This week's question: What was the most useless, destructive thing you ever learned in writing class
or in a writing craft book?
I’m struggling with this week’s question because the classes
I’ve taken have been mostly in the form of conference sessions or short
seminars, where I tend to internalize one important idea. My own filtering
process eliminates some that don’t work in my writing. The only multi-week course I took was from
the witty, smart Judy Greber, a.k.a. Gillian Roberts, who has made it a
point to never give bad advice.
The most useless idea I ever picked up can’t be blamed on a
speaker, but on my simplistic interpretation of more seasoned advice. Mystery writers
everywhere have heard this one: You need
a body on page one. So untrue, and not something any of the successful
authors whose words I lapped up would say. I tried it a few times, got pretty
close to page one, but making it a hard and fast rule is artificial to my style
of storytelling.
What teachers do say is that in the crime fiction genre you
need a conflict on page one. Your job is to signal that the world the
reader has entered is not quite as it should be. Preferably, the friction will
be related to the protagonist’s coming crisis. However, I’ve read the work of
some good storytellers whose first conflict has to do with putting the kids to
bed, or having the correct bus fare, or falling on the ice. These writers use
that conflict, however seemingly distant from the primary plotline, to show me
something about the protagonist or her world, the world that will be disturbed
by what happens on the main stage.
That’s not to say some authors don’t start with a body on
page one, and do it brilliantly. Police procedurals frequently start there, since
that’s the moment the cops begin their detecting narrative. Serial killer
novels may start with the villain disposing of his latest victim in some cruel
fashion, so that we get an idea of the heinous character of the criminal. But
if every piece of crime fiction had to start there, think how bored readers
would be, how predictable and formulaic the genre would become.
8 comments:
I like that idea that you need conflict at the beginning, not necessarily a body.
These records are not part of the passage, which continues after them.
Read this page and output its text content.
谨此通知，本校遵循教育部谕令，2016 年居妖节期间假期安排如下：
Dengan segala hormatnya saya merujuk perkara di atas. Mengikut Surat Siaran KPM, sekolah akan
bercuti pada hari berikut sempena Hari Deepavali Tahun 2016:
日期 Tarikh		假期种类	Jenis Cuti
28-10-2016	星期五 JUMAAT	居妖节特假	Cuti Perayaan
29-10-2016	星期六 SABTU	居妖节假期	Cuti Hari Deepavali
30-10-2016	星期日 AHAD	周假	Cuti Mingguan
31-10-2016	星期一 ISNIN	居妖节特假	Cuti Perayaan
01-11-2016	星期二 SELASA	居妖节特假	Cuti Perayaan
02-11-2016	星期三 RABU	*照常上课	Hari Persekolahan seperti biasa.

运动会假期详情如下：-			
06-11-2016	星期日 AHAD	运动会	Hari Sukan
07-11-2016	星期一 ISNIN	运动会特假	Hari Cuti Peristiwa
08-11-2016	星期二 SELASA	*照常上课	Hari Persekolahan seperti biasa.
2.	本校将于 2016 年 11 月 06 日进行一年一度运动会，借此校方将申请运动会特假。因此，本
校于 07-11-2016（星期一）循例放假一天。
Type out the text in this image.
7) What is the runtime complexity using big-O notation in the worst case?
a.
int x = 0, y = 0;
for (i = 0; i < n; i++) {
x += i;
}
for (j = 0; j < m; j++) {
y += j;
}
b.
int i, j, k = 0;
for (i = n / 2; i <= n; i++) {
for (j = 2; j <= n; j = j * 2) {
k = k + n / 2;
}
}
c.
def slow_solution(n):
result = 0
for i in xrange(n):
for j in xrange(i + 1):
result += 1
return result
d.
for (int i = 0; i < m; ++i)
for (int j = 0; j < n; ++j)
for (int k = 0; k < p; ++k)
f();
I'm currently reading a book that leads off with several pages of ho-hum activity. I wouldn't have kept reading it if it wasn't by an author I had heard good things about. Sure enough, halfway through it's gotten really good. But I wonder if in her early books she had conflict earlier on.
Bottom line, even though I wasn't blown away by excitement in the first few pages, the writing was perfectly good--unlike many debut books I read in which the writing is poor and turns me off. So for me, good writing trumps a body.
I used to take workshop/conference writing advice so much to heart that I'd shut down, think I was doing everything wrong, and despair.
Like the whole thing with prologues--I had fits for years about this because my debut has a prologue. GASP. Catriona mentioned this on her Saturday guest post on The Debutante Ball--people get so vociferous about it! When really, prologues are just another craft trick in our arsenal of craft tricks.
But, the absolutely worst advice? A guru teacher who shall remain anonymous, who only writes in first person, who told me when I dared to bring a third-person piece to his workshop that third was basically for hacks and people who only sold paperbacks in airports. Can you believe that? I cried. And now, of course, I'm thinking: my paperbacks in airports? Hell, yeah, bring it on!
But it did stop me for awhile. I cried during the workshop too.
Lisa, what a horrible, unhelpful "guru!" Our job is to write a story that will capture readers, sometimes by teasing them in with soft whispers and sometimes with loud bangs. The fact that there are so many published crime fiction writers attracting their own audiences makes it abundantly clear there is no one right way.
I happen to think the best advice writers can be given is guidance on how to read as writers, not as garden-variety readers. It's a different set of skills, skills that emphasize seeing how things work, not what happens next. Once a writer learns how to read like a writer, s/he shouldn't need to rely on how-to writing books. By extension, the worst advice would be (in my not-so-humble opinion)books full of exercises, with little analysis of passages of good writing.
So true, Susan. He was all ego, so, in reality, the worst instructor ever. He's still got acolytes though, which is interesting to me. One time I went to a reading of his acolytes, and their prose all sounded the same. It was like an MFA program gone very, very wrong. :-)
Lisa, so funny. It's a balance, learning to listen to advice we may not like and learning to ignore advice that is no good (or at least no good for us).
Barry, that's how I learned to write - by being an insatiable reader from toddlerhood on. I don't always slow down to analyze the writing. Some of it osmoses - things like tone, rhythm, and humor. But you're right that reading with your writing antennae up is a great way to learn this craft.
Whoops - I'm not anonymous! Must have hit the wrong button, Lisa and Barry. sorry.
Lisa Alber--
I have to comment on your really bad experience. In my very un-humble opinion, writing in the third person is almost always more challenging AND more fun than confining oneself to a single pair of eyes and ears. Imagining events through several characters' perceptions requires that the writer BE those characters. I wish I'd been there. I would've asked the guru whether he thought Shakespeare was a hack for presenting events through multiple points of view. But on second thought, I wouldn't have bothered. He was obviously to dense to get it.